Art & Science: Merging Art & Science to Make a Revolutionary New Art Movement
GV Art, London
Davide Angheleddu's corroded bronze sculptures transform the illustrations of plankton taken from a 1904 book by the German philosopher and naturalist Ernst Haeckel, Art Forms of Nature, into a totally different medium. Strangely beautiful, they stand on the frontier between the industrial and the organic - a frontier increasingly blurred by technology, and where many of our deepest anxieties and ethical challenges lurk. This exhibition (from 8 July to 24 September) offers a series of frequently disturbing reports on what artists have found there.

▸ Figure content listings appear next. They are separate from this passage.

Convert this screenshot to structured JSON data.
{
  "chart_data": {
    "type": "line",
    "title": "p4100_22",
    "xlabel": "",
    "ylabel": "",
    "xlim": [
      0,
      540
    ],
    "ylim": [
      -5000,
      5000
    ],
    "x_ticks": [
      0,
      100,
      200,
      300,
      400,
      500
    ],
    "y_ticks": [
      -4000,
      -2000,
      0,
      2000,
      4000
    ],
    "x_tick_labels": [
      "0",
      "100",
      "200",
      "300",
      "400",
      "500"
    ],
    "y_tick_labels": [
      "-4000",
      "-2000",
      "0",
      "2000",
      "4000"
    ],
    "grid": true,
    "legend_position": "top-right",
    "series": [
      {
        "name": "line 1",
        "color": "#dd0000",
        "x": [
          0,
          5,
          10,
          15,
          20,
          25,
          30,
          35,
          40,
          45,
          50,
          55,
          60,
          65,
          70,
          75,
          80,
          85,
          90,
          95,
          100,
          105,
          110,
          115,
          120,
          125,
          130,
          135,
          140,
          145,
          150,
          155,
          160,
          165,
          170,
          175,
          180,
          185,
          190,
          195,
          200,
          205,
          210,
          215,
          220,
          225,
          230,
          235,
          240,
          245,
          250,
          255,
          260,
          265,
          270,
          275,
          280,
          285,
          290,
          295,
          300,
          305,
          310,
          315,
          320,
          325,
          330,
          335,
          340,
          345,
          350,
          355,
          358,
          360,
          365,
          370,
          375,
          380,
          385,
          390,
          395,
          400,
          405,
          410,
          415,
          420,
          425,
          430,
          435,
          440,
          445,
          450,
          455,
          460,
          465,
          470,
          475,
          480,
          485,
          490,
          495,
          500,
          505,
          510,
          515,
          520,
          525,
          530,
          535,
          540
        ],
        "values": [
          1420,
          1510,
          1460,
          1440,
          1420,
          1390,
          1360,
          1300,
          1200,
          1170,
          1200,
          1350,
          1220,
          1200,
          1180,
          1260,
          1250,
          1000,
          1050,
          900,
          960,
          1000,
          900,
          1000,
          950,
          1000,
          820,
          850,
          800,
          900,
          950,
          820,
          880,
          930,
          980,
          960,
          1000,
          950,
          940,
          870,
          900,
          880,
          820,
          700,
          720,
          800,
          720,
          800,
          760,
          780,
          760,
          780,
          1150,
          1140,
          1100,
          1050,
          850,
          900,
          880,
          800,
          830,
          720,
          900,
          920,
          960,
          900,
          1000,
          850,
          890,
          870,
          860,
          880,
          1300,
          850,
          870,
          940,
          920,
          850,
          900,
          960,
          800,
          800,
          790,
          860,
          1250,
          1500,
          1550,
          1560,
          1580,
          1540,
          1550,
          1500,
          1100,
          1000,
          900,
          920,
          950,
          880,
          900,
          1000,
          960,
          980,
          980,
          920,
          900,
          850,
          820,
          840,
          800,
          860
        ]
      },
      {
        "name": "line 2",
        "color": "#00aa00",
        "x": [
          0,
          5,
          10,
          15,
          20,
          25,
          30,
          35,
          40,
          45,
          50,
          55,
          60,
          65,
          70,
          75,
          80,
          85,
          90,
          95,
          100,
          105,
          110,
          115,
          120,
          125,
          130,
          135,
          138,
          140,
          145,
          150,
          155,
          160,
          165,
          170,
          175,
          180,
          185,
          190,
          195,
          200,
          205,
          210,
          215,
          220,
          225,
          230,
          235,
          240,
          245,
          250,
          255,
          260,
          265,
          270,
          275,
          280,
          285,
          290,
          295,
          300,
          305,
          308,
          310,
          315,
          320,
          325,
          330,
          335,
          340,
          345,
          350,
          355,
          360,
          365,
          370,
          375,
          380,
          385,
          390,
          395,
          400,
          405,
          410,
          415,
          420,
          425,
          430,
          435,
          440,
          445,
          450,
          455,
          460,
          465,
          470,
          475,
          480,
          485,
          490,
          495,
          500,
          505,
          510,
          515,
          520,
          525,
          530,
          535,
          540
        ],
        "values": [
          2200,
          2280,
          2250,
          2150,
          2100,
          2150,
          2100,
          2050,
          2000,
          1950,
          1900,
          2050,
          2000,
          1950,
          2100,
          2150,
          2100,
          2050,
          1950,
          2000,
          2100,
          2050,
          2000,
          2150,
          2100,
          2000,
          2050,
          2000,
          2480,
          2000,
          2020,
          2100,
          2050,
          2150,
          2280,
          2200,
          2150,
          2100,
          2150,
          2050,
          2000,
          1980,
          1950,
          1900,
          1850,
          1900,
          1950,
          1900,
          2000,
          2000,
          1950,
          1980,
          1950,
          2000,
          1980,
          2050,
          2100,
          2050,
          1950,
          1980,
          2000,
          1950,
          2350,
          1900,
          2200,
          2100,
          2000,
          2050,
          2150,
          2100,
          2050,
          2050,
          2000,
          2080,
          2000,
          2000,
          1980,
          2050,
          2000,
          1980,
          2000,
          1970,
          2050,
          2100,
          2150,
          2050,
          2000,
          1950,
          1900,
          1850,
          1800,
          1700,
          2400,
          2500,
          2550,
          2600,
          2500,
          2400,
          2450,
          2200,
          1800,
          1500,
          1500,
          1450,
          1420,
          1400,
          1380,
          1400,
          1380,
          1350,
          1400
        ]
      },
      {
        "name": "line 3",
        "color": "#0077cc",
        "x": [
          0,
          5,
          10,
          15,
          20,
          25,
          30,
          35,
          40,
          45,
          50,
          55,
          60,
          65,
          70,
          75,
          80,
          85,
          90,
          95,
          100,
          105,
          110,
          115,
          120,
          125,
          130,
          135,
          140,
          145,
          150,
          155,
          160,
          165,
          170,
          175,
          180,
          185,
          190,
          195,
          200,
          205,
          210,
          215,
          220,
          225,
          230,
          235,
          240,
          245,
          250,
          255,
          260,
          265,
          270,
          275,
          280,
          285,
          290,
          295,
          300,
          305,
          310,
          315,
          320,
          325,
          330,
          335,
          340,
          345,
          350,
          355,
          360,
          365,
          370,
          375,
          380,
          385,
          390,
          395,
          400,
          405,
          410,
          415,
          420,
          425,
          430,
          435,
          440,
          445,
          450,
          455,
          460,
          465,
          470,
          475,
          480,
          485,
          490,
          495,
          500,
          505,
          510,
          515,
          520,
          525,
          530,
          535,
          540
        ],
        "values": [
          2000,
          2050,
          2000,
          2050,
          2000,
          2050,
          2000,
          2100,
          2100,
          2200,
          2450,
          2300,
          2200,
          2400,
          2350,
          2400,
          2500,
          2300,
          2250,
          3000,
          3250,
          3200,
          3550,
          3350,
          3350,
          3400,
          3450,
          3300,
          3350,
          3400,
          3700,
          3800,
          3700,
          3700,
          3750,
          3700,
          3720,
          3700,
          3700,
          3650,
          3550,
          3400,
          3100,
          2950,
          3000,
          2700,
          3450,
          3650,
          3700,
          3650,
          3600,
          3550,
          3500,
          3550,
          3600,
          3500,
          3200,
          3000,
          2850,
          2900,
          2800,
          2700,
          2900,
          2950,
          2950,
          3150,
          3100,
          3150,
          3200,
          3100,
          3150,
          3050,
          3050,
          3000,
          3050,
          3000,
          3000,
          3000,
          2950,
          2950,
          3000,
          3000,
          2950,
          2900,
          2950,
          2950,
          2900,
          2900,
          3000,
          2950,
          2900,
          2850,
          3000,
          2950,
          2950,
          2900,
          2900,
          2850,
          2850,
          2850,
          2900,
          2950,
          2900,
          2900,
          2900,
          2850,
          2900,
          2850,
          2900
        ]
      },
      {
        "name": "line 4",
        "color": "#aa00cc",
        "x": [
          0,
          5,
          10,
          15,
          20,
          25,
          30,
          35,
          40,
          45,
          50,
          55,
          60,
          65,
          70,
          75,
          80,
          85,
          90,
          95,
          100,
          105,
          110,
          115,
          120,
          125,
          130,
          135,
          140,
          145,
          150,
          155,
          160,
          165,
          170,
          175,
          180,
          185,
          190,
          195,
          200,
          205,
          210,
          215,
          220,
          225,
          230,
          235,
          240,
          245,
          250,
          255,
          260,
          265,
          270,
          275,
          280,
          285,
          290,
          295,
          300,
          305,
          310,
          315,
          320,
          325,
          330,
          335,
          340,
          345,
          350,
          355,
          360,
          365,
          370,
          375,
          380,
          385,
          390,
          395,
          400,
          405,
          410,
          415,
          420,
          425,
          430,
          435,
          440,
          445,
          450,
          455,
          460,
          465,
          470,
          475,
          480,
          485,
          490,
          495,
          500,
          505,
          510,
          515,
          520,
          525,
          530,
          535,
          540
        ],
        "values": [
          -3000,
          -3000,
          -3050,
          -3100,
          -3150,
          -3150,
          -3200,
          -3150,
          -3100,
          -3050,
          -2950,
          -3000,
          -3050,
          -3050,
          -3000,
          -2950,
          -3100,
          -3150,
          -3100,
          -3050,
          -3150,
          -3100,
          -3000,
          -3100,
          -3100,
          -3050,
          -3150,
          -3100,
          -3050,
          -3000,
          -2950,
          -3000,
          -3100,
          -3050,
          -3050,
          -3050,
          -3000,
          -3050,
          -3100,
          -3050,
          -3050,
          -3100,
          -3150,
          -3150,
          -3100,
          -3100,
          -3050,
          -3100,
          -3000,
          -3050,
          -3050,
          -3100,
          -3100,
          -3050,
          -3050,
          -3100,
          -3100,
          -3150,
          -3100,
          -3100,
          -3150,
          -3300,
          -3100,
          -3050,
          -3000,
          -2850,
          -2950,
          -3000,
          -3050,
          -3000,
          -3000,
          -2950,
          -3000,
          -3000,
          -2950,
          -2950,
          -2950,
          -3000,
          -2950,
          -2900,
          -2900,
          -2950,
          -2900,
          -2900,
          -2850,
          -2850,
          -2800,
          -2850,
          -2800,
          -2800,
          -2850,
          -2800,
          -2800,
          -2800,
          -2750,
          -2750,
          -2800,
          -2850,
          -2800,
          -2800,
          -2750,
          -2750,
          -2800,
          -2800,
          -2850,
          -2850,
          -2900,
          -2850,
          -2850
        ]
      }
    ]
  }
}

There is nothing particularly new about artists being inspired by science, as curator Arthur I. Miller, emeritus professor of history and philosophy of science at University College London, reminds us in the exhibition catalogue. Picasso was interested in X-rays, Dali in relativity and quantum physics. Yet today's artists who go into the lab to collaborate with biologists have some fascinating new media with which to work.
For Susan Aldworth, research Fellow in print at London Metropolitan University, a brain scan is "a signpost to the interior self". What, she wondered, would one "look like if it could show what was going on in my imagination"?
We can see her answer in a print entitled Cogito Ergo Sum 3. After having her brain scanned at an imaging centre, Ms Aldworth doctored the results, changed the scale, "scratched into the scan emulsion and added images and words into the fMRI sequence to try to connect these medical images to my daily experience".
Katharine Dowson also used a diagnostic probe as the basis for her work Memory of a Malformation, in this case drawing on a cousin's "angiogram of her venous-arterial malformation, a benign tumour that had been successfully treated with laser 10 years before". She manipulated it digitally and used a laser to etch it on to glass, hoping she has produced "a delicate and ephemeral memory" of an ominous medical condition. If one didn't know its origins, it could almost be a dreamlike image of a tree on a moonlit night.
Other works venture into far more frightening territory. In The Pig Wings Project, Oron Catts and Ionat Zurr, who both work at the Centre of Excellence in Biological Arts at the University of Western Australia, used tissue engineering and stem-cell technologies to produce what they plausibly claim are "the first ever wing-shaped objects grown using living pig tissue".
Stelarc, the Australian artist who holds a chair in performance art at Brunel University, has created a digital self-portrait across three panels called Stretched Skin (pictured above), where his face seems to have been flattened into a landscape.
Wherever science is leading us, these artists are following and finding powerful ways to address important issues of progress, identity and what it means to be human.